Maya has saved up some money and decides to take a risk and invest in some stocks. She invests her money in Doogle, a popular computer company. Unfortunately she lost it all over a matter of months. The change in her money during this investment can be represented by the function v(x)=75+72x−3x^2, where v(x) is the value of her investment and x is the time in months.

Question

Maya has saved up some money and decides to take a risk and invest in some stocks. She invests her money in Doogle, a popular computer company. Unfortunately she lost it all over a matter of months. The change in her money during this investment can be represented by the function v(x)=75+72x−3x^2, where v(x) is the value of her investment and x is the time in months.

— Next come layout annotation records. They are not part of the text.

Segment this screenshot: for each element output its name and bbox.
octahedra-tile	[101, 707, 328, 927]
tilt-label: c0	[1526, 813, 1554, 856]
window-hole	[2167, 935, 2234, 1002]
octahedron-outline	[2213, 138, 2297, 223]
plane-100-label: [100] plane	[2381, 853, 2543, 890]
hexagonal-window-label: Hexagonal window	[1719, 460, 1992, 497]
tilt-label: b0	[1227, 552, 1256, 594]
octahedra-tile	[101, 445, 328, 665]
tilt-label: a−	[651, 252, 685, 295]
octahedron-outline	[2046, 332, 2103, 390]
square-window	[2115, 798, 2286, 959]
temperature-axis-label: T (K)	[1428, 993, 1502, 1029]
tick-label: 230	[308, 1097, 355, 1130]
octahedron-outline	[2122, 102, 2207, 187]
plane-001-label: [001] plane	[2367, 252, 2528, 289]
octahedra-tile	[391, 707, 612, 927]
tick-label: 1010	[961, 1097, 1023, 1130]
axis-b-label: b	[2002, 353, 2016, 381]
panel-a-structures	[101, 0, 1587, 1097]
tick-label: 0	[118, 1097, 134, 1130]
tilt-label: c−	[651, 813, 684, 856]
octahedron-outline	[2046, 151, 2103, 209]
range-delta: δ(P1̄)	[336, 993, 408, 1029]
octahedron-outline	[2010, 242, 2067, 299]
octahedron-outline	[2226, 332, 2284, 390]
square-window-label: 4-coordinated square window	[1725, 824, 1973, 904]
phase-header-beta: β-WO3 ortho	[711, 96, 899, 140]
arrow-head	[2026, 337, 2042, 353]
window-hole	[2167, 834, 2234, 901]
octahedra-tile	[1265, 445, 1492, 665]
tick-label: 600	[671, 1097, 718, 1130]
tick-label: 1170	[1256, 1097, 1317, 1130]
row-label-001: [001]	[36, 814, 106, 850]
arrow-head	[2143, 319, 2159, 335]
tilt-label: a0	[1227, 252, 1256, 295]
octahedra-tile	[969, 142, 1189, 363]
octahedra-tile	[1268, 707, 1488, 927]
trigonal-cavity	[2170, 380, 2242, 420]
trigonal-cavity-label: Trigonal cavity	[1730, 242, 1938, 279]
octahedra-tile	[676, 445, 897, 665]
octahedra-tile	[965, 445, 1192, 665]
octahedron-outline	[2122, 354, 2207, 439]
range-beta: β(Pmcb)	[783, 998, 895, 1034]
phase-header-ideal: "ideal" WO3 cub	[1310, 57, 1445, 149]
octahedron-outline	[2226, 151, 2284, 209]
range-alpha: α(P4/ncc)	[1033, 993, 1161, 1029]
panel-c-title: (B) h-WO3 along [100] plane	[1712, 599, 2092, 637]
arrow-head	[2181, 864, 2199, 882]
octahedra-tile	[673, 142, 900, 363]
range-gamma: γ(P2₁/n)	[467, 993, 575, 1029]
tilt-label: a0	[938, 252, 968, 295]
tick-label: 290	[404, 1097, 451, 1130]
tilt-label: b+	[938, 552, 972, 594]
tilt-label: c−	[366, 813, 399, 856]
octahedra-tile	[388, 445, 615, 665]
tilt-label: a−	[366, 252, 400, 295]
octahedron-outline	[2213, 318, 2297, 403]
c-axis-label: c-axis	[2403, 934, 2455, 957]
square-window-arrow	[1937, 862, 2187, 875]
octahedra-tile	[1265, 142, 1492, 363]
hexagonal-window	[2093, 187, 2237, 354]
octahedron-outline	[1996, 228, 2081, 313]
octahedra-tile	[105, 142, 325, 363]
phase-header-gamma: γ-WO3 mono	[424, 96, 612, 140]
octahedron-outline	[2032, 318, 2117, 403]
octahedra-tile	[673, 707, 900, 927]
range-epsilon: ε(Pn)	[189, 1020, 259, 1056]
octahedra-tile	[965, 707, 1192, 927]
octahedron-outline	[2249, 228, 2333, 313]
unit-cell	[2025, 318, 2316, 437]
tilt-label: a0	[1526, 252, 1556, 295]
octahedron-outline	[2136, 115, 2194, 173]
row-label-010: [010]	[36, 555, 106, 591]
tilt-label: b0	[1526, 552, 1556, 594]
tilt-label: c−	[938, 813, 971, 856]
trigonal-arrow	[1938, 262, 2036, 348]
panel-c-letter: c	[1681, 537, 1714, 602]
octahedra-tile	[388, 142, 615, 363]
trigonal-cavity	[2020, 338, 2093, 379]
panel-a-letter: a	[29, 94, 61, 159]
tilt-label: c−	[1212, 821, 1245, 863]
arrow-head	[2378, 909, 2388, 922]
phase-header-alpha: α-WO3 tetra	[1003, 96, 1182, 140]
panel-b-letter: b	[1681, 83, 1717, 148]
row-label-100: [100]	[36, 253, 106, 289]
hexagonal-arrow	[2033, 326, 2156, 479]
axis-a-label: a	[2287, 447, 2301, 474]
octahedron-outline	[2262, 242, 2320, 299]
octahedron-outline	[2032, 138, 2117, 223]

How many months did Maya's investment last until she lost all her money?

Answer 1

To find the number of months Maya's investment lasted until she lost all her money, we need to solve for x when v(x) = 0.

The equation v(x) = 75 + 72x - 3x^2 can be set to 0:

0 = 75 + 72x - 3x^2

Rearranging the equation:

3x^2 - 72x - 75 = 0

Now we can solve this quadratic equation for x. We can factor out a common factor of 3:

3(x^2 - 24x - 25) = 0

Now we can factor the quadratic equation:

3(x - 25)(x + 1) = 0

Setting each factor to 0:

x - 25 = 0
x = 25

x + 1 = 0
x = -1

Since time cannot be negative, Maya's investment lasted for 25 months until she lost all her money.